Mais les choses ne se passent pas comme espéré. Véronique Chovin exige la restitution des manuscrits sans condition et, très vite, une plainte est déposée (contre X, bien sûr, mais en citant quand même Jean-Paul Thibaudat et Emmanuel Pierrat) pour recel. La thèse des plaignants est que les manuscrits ont été volés par un certain Oscar Rosembly, qui fut un temps le comptable de Céline. Lucette et Véronique Chovin auraient d’ailleurs été sur le point de se faire restituer les documents, peu avant la mort de Lucette, mais la famille Rosembly se serait rétractée au dernier moment.
Le livre d’Emmanuel Pierrat est une plaidoirie, voire un réquisitoire contre François Gibault et, surtout, Véronique Chovin. Il ne se prive d’ailleurs pas de les égratigner, et même de les éreinter, parfois avec violence, parfois en mettant en exergue leurs vies, professionnelles et privées, avec une certaine complaisance. Il est vrai que l’attaque initiale avait été sauvage.
Il serait intéressant de prendre connaissance de la version de François Gibault et Véronique Chovin. Qui sait, peut-être un jour ?
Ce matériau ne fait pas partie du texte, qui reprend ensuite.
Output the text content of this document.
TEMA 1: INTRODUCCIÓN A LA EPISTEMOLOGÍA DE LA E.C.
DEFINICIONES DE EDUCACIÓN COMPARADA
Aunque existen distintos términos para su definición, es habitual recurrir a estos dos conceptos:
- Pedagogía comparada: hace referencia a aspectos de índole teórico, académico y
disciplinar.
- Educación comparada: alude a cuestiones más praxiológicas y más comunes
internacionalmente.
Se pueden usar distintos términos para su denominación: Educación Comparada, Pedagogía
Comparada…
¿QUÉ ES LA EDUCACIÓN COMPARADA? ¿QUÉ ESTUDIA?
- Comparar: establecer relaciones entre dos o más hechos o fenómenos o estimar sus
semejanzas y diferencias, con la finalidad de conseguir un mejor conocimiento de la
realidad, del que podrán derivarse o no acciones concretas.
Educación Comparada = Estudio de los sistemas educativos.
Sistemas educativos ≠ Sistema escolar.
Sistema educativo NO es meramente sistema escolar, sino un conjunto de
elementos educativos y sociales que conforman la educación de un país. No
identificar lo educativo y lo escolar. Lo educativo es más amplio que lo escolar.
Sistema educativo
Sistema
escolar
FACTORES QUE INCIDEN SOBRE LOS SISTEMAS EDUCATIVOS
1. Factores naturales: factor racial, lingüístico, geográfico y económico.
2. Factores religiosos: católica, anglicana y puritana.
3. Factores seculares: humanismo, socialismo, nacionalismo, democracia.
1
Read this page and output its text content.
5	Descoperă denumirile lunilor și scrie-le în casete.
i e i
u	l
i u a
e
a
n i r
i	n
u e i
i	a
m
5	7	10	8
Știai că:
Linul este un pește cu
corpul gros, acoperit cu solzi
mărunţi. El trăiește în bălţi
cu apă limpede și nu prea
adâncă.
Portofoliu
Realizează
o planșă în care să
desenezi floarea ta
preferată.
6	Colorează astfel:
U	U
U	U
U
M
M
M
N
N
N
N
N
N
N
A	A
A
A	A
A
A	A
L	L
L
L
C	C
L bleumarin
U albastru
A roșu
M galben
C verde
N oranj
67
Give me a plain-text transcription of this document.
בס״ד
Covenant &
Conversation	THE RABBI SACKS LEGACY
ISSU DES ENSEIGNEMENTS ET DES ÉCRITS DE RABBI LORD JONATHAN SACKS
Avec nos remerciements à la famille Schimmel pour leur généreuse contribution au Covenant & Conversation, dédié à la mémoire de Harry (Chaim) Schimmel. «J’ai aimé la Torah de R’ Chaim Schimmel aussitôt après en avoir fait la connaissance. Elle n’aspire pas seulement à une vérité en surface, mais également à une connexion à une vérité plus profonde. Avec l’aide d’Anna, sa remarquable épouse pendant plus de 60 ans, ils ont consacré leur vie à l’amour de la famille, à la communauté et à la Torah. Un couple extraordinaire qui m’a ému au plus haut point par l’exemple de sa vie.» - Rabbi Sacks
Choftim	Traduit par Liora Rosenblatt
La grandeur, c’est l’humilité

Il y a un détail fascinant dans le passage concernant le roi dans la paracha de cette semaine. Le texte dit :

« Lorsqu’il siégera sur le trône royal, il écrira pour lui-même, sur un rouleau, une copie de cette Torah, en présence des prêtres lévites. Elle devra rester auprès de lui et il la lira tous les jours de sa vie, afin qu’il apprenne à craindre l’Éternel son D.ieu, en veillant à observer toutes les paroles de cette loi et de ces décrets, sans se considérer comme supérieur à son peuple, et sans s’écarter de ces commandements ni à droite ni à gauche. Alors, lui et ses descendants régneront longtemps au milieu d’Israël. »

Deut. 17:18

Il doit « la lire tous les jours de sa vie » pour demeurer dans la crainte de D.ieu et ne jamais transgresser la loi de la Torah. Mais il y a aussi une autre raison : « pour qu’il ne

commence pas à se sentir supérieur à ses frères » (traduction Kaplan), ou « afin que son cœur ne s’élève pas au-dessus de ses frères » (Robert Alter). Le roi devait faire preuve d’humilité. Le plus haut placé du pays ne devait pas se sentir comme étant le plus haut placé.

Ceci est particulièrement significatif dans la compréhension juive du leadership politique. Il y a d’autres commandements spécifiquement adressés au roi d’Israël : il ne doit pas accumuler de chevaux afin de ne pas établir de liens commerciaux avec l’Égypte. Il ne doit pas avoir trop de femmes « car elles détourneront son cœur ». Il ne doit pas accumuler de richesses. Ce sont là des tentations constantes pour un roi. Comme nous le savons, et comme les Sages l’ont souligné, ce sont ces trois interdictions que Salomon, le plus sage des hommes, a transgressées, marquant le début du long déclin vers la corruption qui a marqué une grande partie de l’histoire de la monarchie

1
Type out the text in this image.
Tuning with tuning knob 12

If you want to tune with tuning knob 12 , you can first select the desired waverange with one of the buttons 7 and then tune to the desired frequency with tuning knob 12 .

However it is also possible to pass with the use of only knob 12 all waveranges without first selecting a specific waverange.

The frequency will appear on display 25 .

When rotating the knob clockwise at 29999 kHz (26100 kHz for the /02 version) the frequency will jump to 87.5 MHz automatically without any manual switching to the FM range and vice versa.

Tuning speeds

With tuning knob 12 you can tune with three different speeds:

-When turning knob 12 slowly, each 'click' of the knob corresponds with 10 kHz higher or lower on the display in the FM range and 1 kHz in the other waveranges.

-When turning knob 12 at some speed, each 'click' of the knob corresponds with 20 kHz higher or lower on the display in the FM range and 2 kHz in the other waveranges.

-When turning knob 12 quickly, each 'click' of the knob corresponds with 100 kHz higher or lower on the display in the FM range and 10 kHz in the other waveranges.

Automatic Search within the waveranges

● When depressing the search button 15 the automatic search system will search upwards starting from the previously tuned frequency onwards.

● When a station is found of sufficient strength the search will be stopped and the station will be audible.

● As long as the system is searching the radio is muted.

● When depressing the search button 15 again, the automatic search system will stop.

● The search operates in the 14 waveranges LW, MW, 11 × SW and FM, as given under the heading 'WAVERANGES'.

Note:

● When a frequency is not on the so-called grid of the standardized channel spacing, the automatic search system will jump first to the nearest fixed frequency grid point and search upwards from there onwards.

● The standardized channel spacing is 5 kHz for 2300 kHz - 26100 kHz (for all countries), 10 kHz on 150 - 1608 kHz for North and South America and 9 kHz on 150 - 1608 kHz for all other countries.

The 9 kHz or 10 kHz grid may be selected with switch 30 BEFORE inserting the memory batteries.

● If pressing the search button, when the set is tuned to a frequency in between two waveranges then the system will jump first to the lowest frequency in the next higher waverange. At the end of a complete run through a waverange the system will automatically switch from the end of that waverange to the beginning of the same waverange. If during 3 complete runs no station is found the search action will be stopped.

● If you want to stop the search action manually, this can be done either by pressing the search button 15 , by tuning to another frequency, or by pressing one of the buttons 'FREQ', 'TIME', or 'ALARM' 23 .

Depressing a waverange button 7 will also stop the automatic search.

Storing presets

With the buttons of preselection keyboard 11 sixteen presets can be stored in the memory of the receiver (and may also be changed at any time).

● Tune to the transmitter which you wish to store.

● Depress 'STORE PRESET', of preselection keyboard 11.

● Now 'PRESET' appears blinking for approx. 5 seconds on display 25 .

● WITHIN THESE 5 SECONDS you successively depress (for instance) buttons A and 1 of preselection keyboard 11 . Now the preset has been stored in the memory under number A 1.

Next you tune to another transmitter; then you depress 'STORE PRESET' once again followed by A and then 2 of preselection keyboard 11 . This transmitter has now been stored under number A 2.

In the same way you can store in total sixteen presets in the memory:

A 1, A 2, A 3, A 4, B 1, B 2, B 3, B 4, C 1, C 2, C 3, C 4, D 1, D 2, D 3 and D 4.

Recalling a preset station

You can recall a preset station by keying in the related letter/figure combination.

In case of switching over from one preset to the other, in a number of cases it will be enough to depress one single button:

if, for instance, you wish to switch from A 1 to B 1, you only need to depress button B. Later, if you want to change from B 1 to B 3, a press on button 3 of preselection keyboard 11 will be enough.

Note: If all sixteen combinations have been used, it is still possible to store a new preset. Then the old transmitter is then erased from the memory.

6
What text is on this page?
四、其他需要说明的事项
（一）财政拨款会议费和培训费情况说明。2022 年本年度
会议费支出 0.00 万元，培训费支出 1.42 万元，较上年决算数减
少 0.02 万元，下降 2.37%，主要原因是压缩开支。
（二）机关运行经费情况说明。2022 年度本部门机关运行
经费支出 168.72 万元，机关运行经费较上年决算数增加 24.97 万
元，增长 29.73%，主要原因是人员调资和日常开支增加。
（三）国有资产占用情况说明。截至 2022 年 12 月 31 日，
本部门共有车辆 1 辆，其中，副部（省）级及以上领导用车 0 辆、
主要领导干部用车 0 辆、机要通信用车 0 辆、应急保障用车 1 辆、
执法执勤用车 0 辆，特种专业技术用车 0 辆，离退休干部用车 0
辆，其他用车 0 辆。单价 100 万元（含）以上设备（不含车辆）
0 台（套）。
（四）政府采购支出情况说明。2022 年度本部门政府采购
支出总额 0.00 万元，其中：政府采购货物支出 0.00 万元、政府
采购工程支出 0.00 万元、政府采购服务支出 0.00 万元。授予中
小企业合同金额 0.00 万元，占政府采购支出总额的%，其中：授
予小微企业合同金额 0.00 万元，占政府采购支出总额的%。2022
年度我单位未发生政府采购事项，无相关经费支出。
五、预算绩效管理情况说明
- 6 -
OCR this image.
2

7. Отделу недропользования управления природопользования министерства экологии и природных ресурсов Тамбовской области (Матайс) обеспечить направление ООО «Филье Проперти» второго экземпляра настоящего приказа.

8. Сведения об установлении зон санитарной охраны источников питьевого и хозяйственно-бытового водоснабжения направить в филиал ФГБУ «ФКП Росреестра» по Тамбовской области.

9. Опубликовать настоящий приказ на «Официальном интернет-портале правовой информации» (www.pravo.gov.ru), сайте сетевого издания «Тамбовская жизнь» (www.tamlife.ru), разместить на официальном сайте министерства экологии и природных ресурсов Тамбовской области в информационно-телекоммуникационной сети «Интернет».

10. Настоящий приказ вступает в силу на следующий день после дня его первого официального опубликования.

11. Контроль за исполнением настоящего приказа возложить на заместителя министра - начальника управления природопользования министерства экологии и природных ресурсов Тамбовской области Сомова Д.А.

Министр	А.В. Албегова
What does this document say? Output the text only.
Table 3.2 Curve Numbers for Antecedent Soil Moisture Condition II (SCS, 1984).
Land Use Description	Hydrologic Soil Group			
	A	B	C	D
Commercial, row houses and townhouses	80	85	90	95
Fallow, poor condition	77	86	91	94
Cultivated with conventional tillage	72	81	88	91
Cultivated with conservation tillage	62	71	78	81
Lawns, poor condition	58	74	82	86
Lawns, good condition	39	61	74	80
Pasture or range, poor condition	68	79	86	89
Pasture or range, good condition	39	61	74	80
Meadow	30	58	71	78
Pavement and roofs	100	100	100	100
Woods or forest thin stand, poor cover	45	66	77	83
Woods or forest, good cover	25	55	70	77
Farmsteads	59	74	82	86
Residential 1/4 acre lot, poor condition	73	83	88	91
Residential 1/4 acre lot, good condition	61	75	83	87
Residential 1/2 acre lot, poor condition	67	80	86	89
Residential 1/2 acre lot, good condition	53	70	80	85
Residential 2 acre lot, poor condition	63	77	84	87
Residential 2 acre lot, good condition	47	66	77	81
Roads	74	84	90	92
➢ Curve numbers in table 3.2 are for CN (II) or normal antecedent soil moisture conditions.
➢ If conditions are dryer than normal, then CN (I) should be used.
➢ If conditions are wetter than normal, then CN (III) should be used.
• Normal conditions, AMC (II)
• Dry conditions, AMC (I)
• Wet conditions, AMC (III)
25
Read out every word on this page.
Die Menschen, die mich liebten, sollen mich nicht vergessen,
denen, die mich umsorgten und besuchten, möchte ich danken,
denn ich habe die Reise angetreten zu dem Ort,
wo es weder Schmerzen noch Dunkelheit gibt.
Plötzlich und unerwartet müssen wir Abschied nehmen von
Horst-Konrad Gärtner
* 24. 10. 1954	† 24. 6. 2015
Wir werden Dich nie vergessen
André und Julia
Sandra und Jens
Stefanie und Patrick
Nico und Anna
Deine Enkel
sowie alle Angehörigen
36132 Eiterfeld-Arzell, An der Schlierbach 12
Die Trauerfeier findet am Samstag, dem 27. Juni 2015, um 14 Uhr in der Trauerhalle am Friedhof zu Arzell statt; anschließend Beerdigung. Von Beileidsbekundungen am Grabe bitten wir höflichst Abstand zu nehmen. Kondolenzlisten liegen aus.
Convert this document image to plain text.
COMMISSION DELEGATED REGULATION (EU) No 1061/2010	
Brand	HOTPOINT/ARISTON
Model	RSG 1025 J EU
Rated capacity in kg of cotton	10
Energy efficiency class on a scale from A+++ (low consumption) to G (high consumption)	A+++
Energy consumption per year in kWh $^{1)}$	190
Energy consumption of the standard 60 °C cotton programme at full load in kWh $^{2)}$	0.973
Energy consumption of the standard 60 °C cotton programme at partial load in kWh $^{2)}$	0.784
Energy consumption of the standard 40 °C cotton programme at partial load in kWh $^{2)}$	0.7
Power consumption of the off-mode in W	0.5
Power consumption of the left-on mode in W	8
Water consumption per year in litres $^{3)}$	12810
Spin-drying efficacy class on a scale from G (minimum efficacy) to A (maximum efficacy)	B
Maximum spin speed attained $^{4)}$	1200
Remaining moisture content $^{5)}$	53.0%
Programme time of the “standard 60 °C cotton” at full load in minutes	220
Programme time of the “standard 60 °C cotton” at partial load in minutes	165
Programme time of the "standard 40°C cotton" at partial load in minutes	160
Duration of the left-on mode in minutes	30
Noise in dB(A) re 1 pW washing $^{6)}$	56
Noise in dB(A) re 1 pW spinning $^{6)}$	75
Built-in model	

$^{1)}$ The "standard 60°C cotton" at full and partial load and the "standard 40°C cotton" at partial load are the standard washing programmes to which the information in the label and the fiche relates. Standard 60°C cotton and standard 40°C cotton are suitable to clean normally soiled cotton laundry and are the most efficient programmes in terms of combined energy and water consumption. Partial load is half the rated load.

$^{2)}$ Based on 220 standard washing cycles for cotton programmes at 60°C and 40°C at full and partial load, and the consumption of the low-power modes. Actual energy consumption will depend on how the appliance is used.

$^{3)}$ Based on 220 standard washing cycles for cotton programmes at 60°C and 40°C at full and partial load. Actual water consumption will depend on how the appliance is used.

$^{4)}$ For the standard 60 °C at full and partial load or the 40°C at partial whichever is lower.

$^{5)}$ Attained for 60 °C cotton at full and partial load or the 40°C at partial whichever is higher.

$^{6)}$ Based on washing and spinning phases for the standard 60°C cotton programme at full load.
Mais un élément me trouble plus que cette guéguerre. L’on apprendra in fine que ce ne sont pas les héritiers de Rosembly qui ont remis le trésor à Jean-Paul Thibaudat, mais bien ceux d’Yvon Morondat, un compagnon de la libération qui s’était vu attribuer l’appartement déserté par Céline lors de sa fuite. Or Céline a su que Morondat détenait ses manuscrits et, lorsque celui-ci lui a proposé de les lui restituer (contre remboursement des frais exposés pour leur gardiennage), il a refusé avec rage, prétendant qu’il ne s’agissait que de brouillons sans valeur, et qu’il ne s’agissait pas des versions plus élaborées qu’il recherchait et qui lui avaient été volées.
Mais alors, est-on sûr que les ouvrages qui nous sont aujourd’hui livrés avec grand tapage sont les versions « terminées » que Céline recherchait ? Celles-ci dorment-elles encore quelque part ? Pouvons-nous attendre à ce qu’un jour réapparaissent des versions plus « épurées » (c’est le mot qu’utilisait lui-même Céline) de ces œuvres ? Y aura-t-il un jour une troisième version des Œuvres complètes de Céline dans La Pléiade (peut-être, d’ailleurs, rédigée avec un plus grand soin que la deuxième, ajouterait Emmanuel Pierrat, qui n’est pas tendre avec le travail éditorial qui a présidé à la deuxième édition) ?
L’histoire de Céline n’est donc pas terminée.
Céline l’avait d’ailleurs prédit dans le Voyage : « La vérité, c’est une agonie qui n’en finit pas. La vérité de ce monde, c’est la mort. Il faut choisir, mourir ou mentir. Je n’ai jamais pu me tuer moi ».